Okay, so all I have to play with in my family is dark brown eyes. Not light at all. Ruthie's and Randy's are just like mine. Randall's are a bit lighter, but not much. So, how do you make them shine? The eye tutorial someone showed the other day didn't work well with me and brown eyes. It hardly did anything to their eyes. (I have a version of PSP.) I am sure it was something I was doing anyways.
The eye tutorial on here I can't see the pics, so it's not much help. Can anyone help and show me some pics of dark brown eyes shining?!?! Thanks! Btw....I can't see photobucket pics.
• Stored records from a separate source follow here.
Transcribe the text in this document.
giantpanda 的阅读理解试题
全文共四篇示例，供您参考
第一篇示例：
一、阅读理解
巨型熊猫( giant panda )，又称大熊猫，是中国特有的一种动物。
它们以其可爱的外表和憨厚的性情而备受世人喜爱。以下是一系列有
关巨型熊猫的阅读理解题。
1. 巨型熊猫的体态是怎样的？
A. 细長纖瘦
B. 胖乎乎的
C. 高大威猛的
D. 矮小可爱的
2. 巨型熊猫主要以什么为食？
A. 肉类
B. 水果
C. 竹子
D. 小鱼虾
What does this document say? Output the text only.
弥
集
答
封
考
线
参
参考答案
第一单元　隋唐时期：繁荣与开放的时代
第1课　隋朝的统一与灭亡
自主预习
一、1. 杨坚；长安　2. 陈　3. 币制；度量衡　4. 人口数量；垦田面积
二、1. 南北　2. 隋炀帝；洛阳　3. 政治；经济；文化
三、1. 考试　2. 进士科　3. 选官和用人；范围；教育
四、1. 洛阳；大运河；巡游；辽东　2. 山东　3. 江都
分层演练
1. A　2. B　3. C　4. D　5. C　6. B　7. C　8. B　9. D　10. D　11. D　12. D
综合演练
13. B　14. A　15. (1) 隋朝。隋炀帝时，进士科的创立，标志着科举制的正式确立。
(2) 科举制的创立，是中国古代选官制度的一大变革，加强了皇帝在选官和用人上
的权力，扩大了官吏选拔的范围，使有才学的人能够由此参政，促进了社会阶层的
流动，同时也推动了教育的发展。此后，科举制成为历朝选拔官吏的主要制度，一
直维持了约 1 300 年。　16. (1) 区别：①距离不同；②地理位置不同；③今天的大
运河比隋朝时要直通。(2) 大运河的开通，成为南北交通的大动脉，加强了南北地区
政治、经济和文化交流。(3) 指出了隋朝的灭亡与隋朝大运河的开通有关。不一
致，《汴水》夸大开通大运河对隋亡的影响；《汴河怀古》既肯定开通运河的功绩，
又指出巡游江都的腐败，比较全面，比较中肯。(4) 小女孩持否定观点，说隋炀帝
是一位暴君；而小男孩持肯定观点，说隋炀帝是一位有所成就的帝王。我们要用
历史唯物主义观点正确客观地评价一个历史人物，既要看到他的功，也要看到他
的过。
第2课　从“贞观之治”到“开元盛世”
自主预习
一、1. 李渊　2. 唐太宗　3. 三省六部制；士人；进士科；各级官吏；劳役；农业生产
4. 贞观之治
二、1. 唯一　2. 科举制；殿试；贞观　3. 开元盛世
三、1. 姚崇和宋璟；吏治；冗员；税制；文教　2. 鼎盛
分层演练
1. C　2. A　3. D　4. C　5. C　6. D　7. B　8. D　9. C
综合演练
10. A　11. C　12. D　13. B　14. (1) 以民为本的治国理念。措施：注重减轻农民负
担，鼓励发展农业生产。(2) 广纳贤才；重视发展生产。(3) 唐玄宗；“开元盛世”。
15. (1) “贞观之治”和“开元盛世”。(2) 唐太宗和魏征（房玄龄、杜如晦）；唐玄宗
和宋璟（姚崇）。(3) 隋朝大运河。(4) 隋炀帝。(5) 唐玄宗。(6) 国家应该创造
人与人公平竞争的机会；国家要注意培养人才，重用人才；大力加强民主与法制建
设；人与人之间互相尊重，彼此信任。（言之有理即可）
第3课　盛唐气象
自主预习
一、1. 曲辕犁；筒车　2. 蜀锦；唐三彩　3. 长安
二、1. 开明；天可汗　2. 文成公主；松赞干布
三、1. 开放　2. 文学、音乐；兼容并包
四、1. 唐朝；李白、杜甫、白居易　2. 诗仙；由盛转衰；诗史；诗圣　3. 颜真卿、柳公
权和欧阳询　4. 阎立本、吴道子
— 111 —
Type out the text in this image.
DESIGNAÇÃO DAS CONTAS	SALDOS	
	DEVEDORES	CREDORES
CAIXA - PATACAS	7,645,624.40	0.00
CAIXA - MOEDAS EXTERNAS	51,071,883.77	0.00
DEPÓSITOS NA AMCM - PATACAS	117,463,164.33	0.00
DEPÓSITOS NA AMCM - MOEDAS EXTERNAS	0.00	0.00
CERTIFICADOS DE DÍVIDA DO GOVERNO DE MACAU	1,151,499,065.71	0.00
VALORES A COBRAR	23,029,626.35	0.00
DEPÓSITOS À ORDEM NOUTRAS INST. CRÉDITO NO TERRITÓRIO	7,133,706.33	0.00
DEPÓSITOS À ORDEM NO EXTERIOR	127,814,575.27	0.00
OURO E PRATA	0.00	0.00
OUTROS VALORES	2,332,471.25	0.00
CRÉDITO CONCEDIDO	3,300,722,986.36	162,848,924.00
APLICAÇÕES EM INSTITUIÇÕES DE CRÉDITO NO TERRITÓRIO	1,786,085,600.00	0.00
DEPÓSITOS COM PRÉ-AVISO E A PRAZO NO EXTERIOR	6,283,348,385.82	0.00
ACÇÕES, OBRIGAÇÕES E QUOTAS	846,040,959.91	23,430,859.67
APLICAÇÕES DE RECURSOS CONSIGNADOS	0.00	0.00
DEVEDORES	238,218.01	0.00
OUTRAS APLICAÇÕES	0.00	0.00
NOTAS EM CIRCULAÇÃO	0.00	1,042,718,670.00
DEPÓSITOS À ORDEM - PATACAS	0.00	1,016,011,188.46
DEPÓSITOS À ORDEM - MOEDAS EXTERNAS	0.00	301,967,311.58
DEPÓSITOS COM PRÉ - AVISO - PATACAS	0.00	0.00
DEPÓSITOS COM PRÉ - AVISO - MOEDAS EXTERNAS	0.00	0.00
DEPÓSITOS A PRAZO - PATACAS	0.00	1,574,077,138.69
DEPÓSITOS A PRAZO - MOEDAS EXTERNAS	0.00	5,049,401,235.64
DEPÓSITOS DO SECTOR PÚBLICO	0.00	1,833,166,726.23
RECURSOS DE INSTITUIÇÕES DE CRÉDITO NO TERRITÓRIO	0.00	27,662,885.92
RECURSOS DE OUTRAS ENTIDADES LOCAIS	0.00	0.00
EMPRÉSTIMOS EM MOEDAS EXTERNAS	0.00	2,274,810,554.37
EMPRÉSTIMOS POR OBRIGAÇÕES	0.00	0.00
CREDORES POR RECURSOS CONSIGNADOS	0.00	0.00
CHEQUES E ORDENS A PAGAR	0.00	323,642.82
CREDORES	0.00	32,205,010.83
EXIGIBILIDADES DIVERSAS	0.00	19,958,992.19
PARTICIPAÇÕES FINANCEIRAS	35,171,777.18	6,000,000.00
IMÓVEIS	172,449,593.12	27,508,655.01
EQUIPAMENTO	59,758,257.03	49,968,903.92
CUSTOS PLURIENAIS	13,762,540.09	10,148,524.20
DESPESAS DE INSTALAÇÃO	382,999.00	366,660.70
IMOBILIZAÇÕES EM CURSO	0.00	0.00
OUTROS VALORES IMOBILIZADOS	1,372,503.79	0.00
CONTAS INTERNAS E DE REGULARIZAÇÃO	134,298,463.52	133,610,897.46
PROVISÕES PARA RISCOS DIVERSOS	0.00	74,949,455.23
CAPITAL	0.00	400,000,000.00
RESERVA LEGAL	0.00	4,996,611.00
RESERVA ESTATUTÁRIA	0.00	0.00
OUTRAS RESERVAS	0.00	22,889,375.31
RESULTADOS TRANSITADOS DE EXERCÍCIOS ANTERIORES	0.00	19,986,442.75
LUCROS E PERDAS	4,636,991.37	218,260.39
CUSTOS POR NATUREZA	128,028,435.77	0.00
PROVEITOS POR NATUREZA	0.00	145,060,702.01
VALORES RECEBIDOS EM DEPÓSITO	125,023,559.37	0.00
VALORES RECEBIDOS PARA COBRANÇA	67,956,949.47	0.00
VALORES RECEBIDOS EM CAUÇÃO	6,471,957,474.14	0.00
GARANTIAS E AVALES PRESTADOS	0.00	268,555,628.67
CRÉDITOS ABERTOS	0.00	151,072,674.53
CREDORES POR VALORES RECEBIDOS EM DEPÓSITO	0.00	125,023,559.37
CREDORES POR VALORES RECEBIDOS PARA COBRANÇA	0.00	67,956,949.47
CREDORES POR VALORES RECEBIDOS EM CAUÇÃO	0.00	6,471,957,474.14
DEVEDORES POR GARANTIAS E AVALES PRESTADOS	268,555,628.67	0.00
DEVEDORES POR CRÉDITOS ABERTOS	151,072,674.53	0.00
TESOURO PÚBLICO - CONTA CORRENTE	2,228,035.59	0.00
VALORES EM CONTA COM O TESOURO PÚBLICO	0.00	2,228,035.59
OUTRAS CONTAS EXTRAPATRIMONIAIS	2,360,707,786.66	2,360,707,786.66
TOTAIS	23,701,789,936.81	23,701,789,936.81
It's all about light--get light as much as you can in your subject's eyes. Sometimes you have to move around to find the sweet spot. I've only done one session with kiddos with really dark eyes, here are a few of their pictures:
This was all natural light--window behind me, and reflector camera left. Not that these photos are all that or anything, but the little boys did have super dark eyes. HTH!
I think it's really about the catch lights. My boy has darkish brown eyes, but they truly sparkle (sometimes more than light ones I think!) as long as there is light reflected in them..
And here is a little girl I just photographed yesterday. She is of Iranian descent and has almost black eyes:
You can see more in my flickrstream..
Alos eyes are a light brown and I have a HARD time getting good lights in his eyes... But my darker eyed baby (Aybra) I get better catchlights with.. I think its just about finding the right light.
My son has dark brown eyes and my nephew has brown eyes. Here are some shots. If you get enough light, the results are amazing...
-El mommy to B & A
Just chug-chug-chugging along.
sorry- didn't see this thread at first, but I gave a CC about how to get those gorgeous bright eyes in your CC thread!
Great pics, and thanks so much for sharing. I will work harder on getting them to look towards the light. I guess that will come later when I get my camera figured out first! THANKS!
I agree with the PP. Just start watching those eyes, even when you don't have your camera, and learn to see the light and catchlights in their eyes. My older daughter has brown eyes, too, so I know all about this.